Sight and Time Drafts


All letters of credit require the beneficiary to present a draft and required documents in order to receive payment. A draft is a written order by which the party creating it, orders another party to pay money to a third party. A draft is also called a bill of exchange. There are two types of drafts: sight and time. A sight draft is payable as soon as it is presented for payment. The bank is allowed a reasonable time to review the documents before making payment.
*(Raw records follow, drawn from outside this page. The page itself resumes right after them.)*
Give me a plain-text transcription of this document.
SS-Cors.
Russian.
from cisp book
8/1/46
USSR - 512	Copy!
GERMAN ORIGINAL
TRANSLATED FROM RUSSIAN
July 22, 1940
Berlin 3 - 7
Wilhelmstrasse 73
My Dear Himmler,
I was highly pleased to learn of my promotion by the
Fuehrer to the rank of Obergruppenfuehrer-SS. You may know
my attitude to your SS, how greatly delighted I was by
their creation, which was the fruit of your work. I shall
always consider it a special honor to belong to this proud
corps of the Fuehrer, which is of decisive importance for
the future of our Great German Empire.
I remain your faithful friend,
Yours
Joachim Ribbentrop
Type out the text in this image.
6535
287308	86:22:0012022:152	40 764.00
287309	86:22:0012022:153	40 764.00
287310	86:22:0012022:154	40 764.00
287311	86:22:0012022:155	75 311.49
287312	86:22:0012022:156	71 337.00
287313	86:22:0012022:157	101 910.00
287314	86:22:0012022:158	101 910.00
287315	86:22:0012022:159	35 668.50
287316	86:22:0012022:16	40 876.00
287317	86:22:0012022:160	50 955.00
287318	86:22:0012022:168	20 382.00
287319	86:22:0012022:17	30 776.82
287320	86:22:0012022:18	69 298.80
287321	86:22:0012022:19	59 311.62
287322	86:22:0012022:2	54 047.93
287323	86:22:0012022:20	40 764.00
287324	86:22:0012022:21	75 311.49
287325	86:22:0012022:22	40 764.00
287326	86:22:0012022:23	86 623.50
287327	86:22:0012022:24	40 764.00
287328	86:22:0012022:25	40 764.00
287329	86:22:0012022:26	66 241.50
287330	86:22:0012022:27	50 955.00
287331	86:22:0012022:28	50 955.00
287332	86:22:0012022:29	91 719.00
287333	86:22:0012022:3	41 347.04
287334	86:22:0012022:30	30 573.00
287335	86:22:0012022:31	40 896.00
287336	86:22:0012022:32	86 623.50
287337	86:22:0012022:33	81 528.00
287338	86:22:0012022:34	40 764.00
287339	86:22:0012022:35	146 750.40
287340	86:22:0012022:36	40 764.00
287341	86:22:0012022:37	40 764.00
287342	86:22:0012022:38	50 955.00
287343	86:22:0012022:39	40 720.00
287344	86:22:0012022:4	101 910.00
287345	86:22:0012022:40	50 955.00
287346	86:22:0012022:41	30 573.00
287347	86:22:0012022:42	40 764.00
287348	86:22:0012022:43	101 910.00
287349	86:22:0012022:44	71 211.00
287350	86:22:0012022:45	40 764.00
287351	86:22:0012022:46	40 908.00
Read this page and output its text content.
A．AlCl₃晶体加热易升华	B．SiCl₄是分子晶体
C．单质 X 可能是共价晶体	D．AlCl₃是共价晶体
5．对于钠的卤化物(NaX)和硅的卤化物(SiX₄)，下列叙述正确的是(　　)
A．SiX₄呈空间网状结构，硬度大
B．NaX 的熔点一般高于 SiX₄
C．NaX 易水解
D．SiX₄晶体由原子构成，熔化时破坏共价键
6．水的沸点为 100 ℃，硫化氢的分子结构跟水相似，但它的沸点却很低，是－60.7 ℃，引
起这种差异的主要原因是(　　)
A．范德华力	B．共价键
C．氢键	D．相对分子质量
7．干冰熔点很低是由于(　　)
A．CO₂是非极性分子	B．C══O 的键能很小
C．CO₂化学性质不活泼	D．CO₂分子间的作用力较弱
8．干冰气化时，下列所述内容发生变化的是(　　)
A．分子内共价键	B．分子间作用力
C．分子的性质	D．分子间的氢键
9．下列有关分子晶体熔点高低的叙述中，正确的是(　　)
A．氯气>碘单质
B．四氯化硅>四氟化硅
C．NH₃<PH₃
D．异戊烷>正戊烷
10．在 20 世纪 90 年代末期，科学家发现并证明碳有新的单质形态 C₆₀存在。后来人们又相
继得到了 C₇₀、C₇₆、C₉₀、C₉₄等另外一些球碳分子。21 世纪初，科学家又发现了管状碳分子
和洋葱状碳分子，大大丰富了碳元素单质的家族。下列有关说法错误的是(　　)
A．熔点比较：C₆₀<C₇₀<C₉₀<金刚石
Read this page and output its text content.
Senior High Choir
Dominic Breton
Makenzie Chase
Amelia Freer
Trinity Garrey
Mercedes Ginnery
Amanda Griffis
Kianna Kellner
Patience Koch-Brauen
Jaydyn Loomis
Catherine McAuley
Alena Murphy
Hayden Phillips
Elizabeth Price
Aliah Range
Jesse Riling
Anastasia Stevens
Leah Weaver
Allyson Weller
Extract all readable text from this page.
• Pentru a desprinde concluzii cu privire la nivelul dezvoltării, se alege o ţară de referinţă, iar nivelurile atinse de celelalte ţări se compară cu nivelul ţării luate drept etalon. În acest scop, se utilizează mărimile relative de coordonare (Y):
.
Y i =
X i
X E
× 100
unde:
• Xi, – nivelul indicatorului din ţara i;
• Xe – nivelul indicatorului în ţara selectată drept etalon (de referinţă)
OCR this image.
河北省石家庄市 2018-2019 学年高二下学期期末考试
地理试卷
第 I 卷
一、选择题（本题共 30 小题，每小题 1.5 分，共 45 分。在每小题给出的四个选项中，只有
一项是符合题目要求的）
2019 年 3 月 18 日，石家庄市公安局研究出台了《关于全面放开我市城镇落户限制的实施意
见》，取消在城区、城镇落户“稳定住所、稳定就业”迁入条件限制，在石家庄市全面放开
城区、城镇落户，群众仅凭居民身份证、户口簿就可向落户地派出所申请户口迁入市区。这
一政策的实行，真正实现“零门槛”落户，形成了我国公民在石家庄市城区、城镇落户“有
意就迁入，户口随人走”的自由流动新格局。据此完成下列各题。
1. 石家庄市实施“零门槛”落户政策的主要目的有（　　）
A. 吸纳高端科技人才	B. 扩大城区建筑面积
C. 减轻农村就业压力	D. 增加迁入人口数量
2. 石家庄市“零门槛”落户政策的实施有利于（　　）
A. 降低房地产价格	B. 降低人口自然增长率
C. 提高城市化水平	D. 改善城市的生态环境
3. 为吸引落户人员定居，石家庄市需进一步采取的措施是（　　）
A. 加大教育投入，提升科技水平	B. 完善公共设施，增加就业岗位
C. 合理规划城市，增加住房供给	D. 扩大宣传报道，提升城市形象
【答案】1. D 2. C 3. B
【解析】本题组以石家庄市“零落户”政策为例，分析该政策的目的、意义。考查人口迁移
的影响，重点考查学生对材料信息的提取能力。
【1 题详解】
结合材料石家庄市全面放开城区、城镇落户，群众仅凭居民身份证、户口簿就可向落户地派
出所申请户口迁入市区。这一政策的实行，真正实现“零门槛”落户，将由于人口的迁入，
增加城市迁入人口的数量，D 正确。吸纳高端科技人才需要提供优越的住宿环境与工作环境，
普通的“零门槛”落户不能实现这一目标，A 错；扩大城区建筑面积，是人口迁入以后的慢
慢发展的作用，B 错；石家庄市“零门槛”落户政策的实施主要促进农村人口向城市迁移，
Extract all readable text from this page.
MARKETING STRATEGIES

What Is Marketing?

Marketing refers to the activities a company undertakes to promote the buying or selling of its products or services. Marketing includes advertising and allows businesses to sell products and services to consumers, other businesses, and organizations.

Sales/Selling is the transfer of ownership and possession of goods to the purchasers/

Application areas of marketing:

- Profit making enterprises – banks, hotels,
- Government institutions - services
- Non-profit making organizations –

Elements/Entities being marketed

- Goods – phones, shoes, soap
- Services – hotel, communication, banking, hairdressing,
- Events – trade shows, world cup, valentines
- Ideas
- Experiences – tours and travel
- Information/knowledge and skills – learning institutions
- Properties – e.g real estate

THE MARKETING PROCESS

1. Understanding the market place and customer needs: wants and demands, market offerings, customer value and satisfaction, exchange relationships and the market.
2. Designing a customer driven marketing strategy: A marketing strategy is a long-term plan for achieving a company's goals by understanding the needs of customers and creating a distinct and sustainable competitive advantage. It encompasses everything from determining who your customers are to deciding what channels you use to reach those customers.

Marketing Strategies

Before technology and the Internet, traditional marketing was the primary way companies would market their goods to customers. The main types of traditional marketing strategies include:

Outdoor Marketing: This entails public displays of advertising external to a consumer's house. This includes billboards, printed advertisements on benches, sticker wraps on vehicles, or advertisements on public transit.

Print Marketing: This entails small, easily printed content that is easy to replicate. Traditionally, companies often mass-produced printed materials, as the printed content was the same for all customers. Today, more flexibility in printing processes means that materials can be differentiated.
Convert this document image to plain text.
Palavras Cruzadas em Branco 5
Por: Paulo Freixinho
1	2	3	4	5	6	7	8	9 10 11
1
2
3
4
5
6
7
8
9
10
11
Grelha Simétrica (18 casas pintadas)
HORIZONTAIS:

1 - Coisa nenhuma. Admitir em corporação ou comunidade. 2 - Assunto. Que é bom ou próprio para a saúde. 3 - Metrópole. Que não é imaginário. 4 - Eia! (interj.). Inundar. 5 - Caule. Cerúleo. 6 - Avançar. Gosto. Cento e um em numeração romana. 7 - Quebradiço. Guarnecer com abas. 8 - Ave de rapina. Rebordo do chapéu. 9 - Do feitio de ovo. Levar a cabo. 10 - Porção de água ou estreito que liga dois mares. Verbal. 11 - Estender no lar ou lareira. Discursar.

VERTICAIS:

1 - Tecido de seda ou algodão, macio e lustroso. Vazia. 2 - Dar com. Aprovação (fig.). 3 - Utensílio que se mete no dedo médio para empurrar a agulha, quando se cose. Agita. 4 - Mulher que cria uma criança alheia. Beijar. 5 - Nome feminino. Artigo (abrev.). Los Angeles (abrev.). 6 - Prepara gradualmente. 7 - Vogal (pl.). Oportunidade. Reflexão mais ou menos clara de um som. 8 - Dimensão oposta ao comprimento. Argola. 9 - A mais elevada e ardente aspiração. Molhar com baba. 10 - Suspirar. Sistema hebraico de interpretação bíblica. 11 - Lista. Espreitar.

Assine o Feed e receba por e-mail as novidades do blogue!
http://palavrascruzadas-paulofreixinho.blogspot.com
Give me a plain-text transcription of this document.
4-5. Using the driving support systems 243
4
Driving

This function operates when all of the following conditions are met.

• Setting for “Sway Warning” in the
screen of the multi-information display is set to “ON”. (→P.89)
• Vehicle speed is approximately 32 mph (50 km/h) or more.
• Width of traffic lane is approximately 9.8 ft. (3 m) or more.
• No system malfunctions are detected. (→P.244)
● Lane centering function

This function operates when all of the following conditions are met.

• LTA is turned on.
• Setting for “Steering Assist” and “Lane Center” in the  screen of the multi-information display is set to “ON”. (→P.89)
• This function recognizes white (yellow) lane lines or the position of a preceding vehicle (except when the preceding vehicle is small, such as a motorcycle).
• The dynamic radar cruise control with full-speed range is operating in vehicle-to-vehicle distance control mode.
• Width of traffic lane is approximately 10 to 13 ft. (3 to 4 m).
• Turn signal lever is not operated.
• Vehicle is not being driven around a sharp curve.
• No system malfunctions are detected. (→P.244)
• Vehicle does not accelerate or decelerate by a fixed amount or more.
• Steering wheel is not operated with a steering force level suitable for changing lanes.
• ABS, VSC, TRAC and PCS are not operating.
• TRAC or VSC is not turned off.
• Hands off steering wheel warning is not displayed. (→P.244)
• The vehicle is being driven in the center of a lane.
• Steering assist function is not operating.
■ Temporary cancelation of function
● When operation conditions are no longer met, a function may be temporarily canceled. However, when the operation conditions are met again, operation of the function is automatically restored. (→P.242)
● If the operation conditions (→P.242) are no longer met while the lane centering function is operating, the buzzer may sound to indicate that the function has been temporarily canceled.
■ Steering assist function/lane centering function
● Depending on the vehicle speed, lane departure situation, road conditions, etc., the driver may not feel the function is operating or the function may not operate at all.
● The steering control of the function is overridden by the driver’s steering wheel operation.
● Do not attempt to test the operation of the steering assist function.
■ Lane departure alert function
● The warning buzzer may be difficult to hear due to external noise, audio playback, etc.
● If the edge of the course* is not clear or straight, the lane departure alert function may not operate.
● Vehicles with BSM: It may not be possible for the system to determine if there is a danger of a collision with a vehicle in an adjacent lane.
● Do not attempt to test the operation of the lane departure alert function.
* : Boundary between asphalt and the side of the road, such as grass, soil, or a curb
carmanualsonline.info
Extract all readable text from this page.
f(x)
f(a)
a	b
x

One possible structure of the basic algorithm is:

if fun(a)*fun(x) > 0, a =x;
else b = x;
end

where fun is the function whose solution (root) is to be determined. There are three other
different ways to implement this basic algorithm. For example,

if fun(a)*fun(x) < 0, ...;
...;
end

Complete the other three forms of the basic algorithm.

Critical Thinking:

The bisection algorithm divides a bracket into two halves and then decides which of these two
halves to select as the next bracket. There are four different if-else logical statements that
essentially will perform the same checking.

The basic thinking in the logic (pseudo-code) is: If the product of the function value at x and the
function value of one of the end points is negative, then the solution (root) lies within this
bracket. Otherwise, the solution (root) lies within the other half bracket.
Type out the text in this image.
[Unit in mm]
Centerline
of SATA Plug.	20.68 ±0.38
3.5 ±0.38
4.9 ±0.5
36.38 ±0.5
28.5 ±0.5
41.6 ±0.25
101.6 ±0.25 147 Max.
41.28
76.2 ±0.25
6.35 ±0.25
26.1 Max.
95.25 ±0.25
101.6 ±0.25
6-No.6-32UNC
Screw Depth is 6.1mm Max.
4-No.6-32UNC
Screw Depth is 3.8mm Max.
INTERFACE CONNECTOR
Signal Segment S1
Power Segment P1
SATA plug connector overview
A time draft is not payable until the lapse of a particular time period stated on the draft. The bank is required to accept the draft as soon as the documents comply with credit terms. The issuing bank has a reasonable time to examine those documents. The issuing bank is obligated to accept drafts and pay them at maturity.

Step-by-step process

Buyer and seller agree to conduct business. The seller wants a letter of credit to guarantee payment. Buyer applies to his bank for a letter of credit in favour of the seller. Buyer's bank approves the credit risk of the buyer, issues and forwards the credit to its correspondent bank (advising or confirming). The correspondent bank is usually located in the same geographical location as the seller (beneficiary). Advising bank will authenticate the credit and forward the original credit to the seller (beneficiary). Seller (beneficiary) ships the goods, then verifies and develops the documentary requirements to support the letter of credit. Documentary requirements may vary greatly depending on the perceived risk involved in dealing with a particular company. Seller presents the required documents to the advising or confirming bank to be processed for payment. Advising or confirming bank examines the documents for compliance with the terms and conditions of the letter of credit. If the documents are correct, the advising or confirming bank will claim the funds by: Debiting the account of the issuing bank. Waiting until the issuing bank remits, after receiving the documents. Reimburse on another bank as required in the credit. Advising or confirming bank will forward the documents to the issuing bank. Issuing bank will examine the documents for compliance. If they are in order, the issuing bank will debit the buyer's account. Issuing bank then forwards the documents to the buyer. The most common documents include:

Commercial Invoice

It includes a description of merchandise, price, FOB origin, and name and address of buyer and seller. The buyer and seller information must correspond exactly to the description in the letter of credit.

Bill of Lading
It is a document which shows the receipt of goods for shipment by a freight carrier. It is an evidence of the control of the goods and also acts as an evidence of the carrier's obligation to transport the goods to their proper destination.

Warranty of Title
A warranty given by a seller to a buyer of goods that states that the title being conveyed is good. It is generally issued to the purchaser.

Letter of Indemnity
It is a letter specifically indemnifies the purchaser against a certain stated circumstance. Indemnification is generally used to guarantee that shipping documents will be provided in good order when available.